Thursday, November 03, 2005

Big Bam Böhm


Today I learned about the conductor Karl Böhm and all his badassness. First of all, the Strauss in Kubrick's 2001 was conducted by Böhm. Stanley loved his versions and used to play them in those sections while waiting for Alex North to finish the soundtrack. Of course, they ended up using all the old originals, and scrapped the North score -- although I hear it ended up being pretty damn amazing itself. Böhm is a Mozartian's favorite. They love him doing pretty Mozart things, and even Wagnerians bow down to his versions of Die Zauberflöte and Così Fan Tutte. The Mozartians love Böhm so much, they adore his versions of stuff by the dudes they usually loathe: Bruckner, Wagner, Mahler ... He's often known as Mr. Mozart, but he's equally known as Mr. Strauss cuz he did loads with Richard. They were, in fact, pals. Strauss respected Böhm so much he wrote an opera FOR him! Yep. Daphne! Anytime Karl Böhm is conducting the Vienna Symphony it's forever. He ROCKED the Brahms cycle and BOOMED out Lil Bruckner (4 ft. 10!) Also I'd like to mention I just learned Igor Stravinsky's favorite piece of music was Beethoven's Grosse Fuge.
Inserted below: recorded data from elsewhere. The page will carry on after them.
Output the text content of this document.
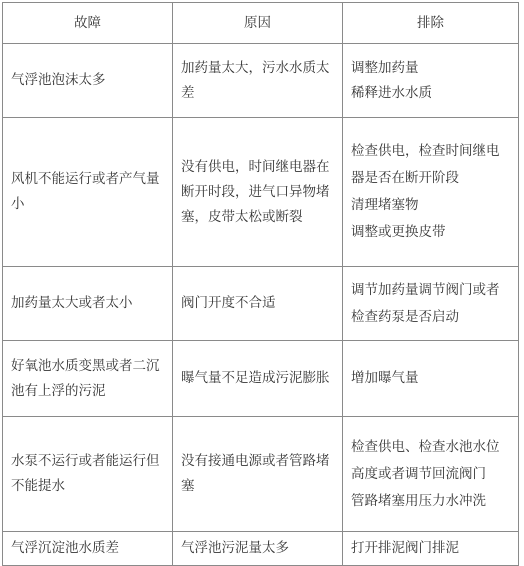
故障	原因	排除
气浮池泡沫太多	加药量太大，污水水质太差	调整加药量
稀释进水水质

风机不能运行或者产气量小	没有供电，时间继电器在断开时段，进气口异物堵塞，皮带太松或断裂	检查供电，检查时间继电器是否在断开阶段
清理堵塞物
调整或更换皮带

加药量太大或者太小	阀门开度不合适	调节加药量调节阀门或者
检查药泵是否启动

好氧池水质变黑或者二沉池有上浮的污泥	曝气量不足造成污泥膨胀	增加曝气量

水泵不运行或者能运行但不能提水	没有接通电源或者管路堵塞	检查供电、检查水池水位高度或者调节回流阀门
管路堵塞用压力水冲洗

气浮沉淀池水质差	气浮池污泥量太多	打开排泥阀门排泥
He even preferred it to all of his own! My favorite Grosse Fuge: 1960 @ The Library of Congress: yowzer. Straight-up essential set right there.

Wednesday, November 02, 2005

Anticonstruction & the 90-yr-old Man


Today I learned there was no "Reconstruction" ... there was deliberate, systematic anti-construction, and the Reconstruction Era is a lie. Sure, like most history is filtered and we're only piecing scraps together, but this is bigger. This goes back to the founding of our basic laws: the Constizzitution. When people say something is unconstitutional, it doesn't hold logically cuz slavery is constitutional. You can't start out with an exception. Our Constitution is unconstitutional. It's states rights and power concerns all the way til it got amended and amended. It remains imperfect, yet with enough heart to keep idealism alive and legitimate. Today I also learned more about what it means to be a man. I digested yesterday's event: John Hope Franklin speaks the truth as naturally as breathing. He rocked the house last night up in the Montpelier Room on the 6th floor of the James Madison Building. Yes it was nice to see large framed paintings of Jemmy & Dolley cuz I am a dork, but it was way sweeter to hear one of the great Americans of the 20th Century speak ... and see him smile. The place was standing room only and everyone was touched. He knows the big secrets and he demands those who learn them SPEAK. He also said the reason we're sinking is cuz as a people we do not actually care about history. Give it up to the mighty Dr. John Hope Franklin.